La Banca centrale europea non potrà andare in soccorso dell’Italia, nel caso in cui il governo e le banche dovessero fronteggiare una crisi di liquidità, se non nel quadro di un piano di salvataggio da parte della Ue.

Lo riferiscono a Reuters cinque fonti autorevoli a conoscenza delle valutazioni dell’istituto centrale.

I mercati finanziari hanno spinto verso l’alto — ai massimi da oltre quattro anni — il costo di finanziamento del debito pubblico italiano, dopo la presentazione della legge di bilancio del governo guidato da Lega e Movimento Cinque Stelle, che devia dal percorso di consolidamento strutturale dei conti pubblici previsto dalla regole europee.

La mossa mette a rischio la riduzione del rapporto debito/Pil, che per Roma è pari 130,2%.

Le fonti, presenti agli incontri del Fondo monetario internazionale e della Banca mondiale in Indonesia, sostengono che l’Italia potrebbe ancora evitare una crisi se il governo tornasse sui suoi passi, ma l’esecutivo non dovrebbe contare sulla banca centrale per ammansire gli investitori o sostenere i propri istituti di credito.

Questo perché le regole europee non consentono alla Bce di aiutare un Paese a meno che non abbia già concordato con l’Unione europea un “programma” di salvataggio, ovvero un piano di assistenza finanziaria in cambio di misure improntate al contenimento della spesa e riforme economiche impopolari, strada che il governo italiano ha già detto non voler percorrere.

Qualsiasi tentativo di aggirare le regole danneggerebbe la credibilità della Bce irrimediabilmente e minerebbe l’accettazione dell’unione monetaria nei Paesi creditori, come la Germania, hanno argomentato le fonti.

“E’ un test per far vedere che l’Europa e i suoi meccanismi funzionano”, ha detto una delle fonti.
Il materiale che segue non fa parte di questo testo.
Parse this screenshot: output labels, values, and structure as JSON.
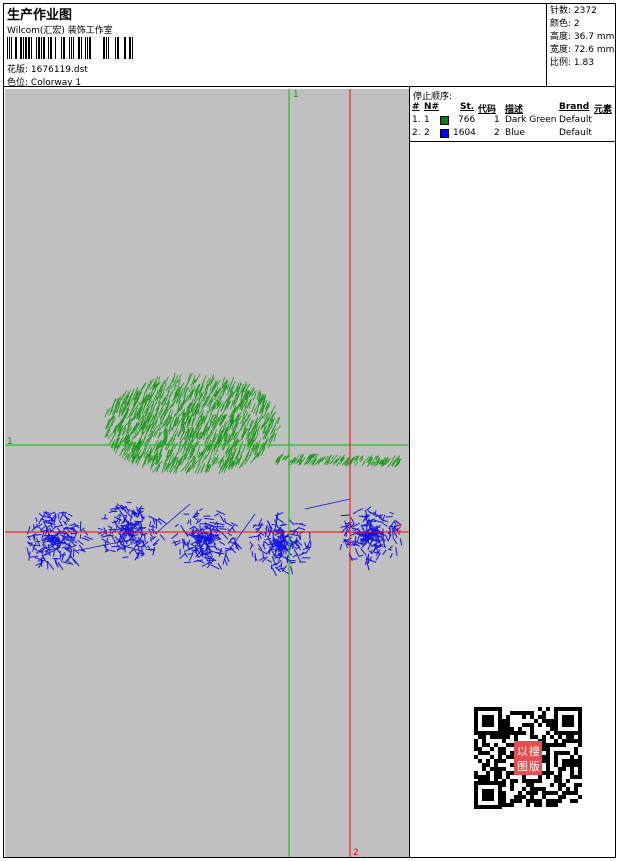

Se l’Italia decidesse di chiedere e accettare un programma di assistenza finanziaria, la Bce potrebbe acquistare sul mercato titoli di Stato italiani tramite lo strumento Outright monetary transactions (Omt), uno strumento messo a punto nel 2012 per arginare la speculazione sulla rottura dell’euro, mai utilizzato finora.

Un portavoce Bce non ha voluto commentare.Le fonti hanno avvertito che le banche italiane, le quali hanno in pancia 375 miliardi di euro di titoli di Stato nazionali, potrebbero essere il punto di rottura.

Questo perché utilizzano questi titoli come garanzia per ottenere liquidità dalla Banca centrale europea, tra cui circa 250 miliardi di euro di finanziamenti a lungo termine (Tltro).

Se l’Italia, come la Grecia, dovesse perdere il rating investment grade, i titoli di Stato italiani diventerebbero inutilizzabili per le regolari operazioni di finanziamento presso la Bce, che non potrebbe neppure includerli nel paniere di asset acquistabili nel quantitative easing.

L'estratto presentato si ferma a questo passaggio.